Introduction To Laying Final Thoughts
Be wary of early shock results from whatever betting strategy you have started to use.
What happens if it turns out they were not shocks after all?
At this point, it may also be worth mentioning three of Betfair's features.
Markets such as the World Cup and Wimbledon, etc are deemed Express Settlement Market, meaning that as soon as a team or player can't be a winner, it is treated as a loser.
All bets on that team are then settled before the outcome of the event is known.
This can help to overcome exposure (keeping your money tied up although you can no longer lose it).
Cash-out is a relatively new feature but allows you to take the early settlement on certain other markets.
This figure is what your bet is ‘ worth ‘ based on how much you could win ( or lose ) if you wished to trade out of the bet at the current price.
It simply saves you the trouble of having to work it out, but you may only trade ALL or NONE of the bet.
If done the standard way you can trade part of the bet but that is not an option with cash out unless you place several smaller bets up to the same total stake.
Partial Cash-out is now available, permitting you to cash out whatever part of the bet you want to, or that the odds will allow at reasonable odds.
As with all Cash-out options, the less liquidity there is in the market, the less value you will get if taking a greater portion of the cash-out.
The What IF feature tells you what your profit and loss would be on a single team if you placed a bet that you are thinking of placing.
Should it be the first bet on that team you would be aware of that but where subsequent bets are placed (or a trade envisaged) this option is a way of adjusting your bet prior to placing it.
How Were System Results Obtained And Were There Anomalies ?
Systems of any sort can be torn to shreds by using flawed information to construct the system.
That does not necessarily mean the information was incorrect, just irrelevant to the current situation.
Always ensure like for like recent information is used whenever possible and certainly where critical.
You can read a more detailed account of betting strategies and systems at the betting school.
Is LSP Or LTL Better?
This was touched on in a previous article but now it can perhaps be explained further.
If the odds are consistently within close parameters then it should make little difference whether LSP ( fixed stakes ) or LTL ( fixed liability ) is used.
However, if the odds can vary substantially it is of more importance.
I shall use £100 as an example bank but you should set aside a bank for betting whatever the size.
Your favoured selection process indicates many lays over a period and even though after a period the results show a profit to level stakes, the order in which the bets were made can have a major impact on the bankroll.
Over the course of a season, you may lay 100 horses at 10/1 or so and a few of them will no doubt win.
There is no control over when those winners will come along though.
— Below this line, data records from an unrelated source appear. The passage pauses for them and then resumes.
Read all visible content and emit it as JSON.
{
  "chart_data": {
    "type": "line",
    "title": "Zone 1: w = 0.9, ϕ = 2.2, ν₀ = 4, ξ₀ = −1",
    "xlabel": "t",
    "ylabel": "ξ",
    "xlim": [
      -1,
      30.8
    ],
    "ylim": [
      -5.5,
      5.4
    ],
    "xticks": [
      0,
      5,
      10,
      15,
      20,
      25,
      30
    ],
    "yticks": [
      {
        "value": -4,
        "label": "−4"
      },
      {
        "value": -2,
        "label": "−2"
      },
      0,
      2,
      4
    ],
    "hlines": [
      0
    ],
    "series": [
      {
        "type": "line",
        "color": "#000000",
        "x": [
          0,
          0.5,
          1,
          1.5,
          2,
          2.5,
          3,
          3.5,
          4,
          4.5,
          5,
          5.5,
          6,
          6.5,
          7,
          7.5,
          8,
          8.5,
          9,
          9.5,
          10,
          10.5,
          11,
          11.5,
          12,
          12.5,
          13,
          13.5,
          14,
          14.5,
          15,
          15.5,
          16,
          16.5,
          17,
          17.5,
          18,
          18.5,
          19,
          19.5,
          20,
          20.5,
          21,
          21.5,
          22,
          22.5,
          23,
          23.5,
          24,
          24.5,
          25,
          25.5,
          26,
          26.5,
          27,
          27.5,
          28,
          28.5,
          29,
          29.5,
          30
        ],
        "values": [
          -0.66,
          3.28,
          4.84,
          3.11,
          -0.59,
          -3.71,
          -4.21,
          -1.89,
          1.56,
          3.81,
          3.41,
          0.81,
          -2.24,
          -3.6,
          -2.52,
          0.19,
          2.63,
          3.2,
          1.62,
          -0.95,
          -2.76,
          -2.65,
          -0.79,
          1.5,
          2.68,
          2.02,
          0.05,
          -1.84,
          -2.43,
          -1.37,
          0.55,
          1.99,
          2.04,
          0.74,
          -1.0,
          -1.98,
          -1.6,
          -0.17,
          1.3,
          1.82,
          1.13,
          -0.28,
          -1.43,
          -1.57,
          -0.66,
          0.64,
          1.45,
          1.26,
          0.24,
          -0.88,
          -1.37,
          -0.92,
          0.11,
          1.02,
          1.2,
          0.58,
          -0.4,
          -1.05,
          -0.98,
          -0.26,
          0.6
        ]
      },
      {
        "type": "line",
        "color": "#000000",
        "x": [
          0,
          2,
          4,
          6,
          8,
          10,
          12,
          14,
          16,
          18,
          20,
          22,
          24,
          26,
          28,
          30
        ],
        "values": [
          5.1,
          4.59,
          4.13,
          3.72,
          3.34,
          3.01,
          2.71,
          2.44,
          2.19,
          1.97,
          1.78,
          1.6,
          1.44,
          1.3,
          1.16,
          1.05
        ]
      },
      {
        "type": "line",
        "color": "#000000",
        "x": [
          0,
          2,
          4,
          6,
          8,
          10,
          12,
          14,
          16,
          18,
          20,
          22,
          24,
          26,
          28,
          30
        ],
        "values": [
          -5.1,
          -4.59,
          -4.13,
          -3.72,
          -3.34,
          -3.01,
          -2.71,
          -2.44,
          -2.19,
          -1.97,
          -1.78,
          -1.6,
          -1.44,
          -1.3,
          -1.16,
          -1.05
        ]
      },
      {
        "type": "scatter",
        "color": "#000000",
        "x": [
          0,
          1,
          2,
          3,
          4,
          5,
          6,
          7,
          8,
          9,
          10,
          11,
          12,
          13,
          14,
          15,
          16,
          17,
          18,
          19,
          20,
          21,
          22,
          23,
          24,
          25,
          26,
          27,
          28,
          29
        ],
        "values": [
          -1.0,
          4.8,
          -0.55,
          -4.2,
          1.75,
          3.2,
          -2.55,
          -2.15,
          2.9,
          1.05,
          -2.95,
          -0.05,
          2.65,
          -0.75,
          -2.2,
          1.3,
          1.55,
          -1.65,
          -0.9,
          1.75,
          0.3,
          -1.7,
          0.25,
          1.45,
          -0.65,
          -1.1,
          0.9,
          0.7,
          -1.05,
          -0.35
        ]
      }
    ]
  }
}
If they happen at the end, then ( hopefully ) all that happens is your profit will dip.
If they are bunched at the beginning of the season, even £3 per bet ( losing £30 each time ) can have a serious effect on both your bank and your nerves. Of course, if they all lose you simply win a string of £3 bets.
Laying many short-priced favourites over the season will inevitably lead to laying more winners.
At £3 per go, individually they will not have a great effect on the bank as the amounts involved are relatively small.
Now you may think that winning £3 when an even-money favourite gets beaten is scant reward for your efforts and wish to have won say £10.
Winning £10 when an even-money chance you've laid is beaten gives you a good feeling, but wait!
You then decide to change to £10 stakes and of course, your next £10 lay is an 11.00 winner. You lose £100 and your bank has disappeared in one go!
Subconsciously you have wanted to win more when a short-priced favourite is beaten without the risk of losing too much should one of the outsiders win.
You could set out with an LTL stake of £10.
You would now win £10 when the even-money favourite gets beaten but only win £1 when the outsider gets beaten. Now you feel aggrieved to only win £1.
Several even money chances winning will not necessarily be ruinous to the bank but would put a dent in it.
If the spread of big or short-priced winners is uniform ( of course it never will be ) then fluctuations in the bank will be small whilst it is hopefully growing.
In an attempt to cut out violent swings in the bank, I prefer to adopt a mixture of the two methods. I find the extra safety gained is worth the bit of extra effort involved.
By placing a level stakes bet of £2 on each horse and a £10 liability lay on each horse the bank will be in a better position to stand the losers in whatever order they come.
Have An Adequate Betting Bank
It would be reckless to use the stakes mentioned with such a small bank, but it was done to emphasise the problem.
You may not initially be 100% certain how much that may need to be, so err on the safe side as it is paramount not to lose it all in a bad run.
Nothing can compensate for misjudgment, but losses are inevitable and this is a way to avoid dramatic ups and downs in your funds.
The protection of your betting bank is always highlighted by those who have been betting and trading for a while, you will do well to take that advice, you will not regret it.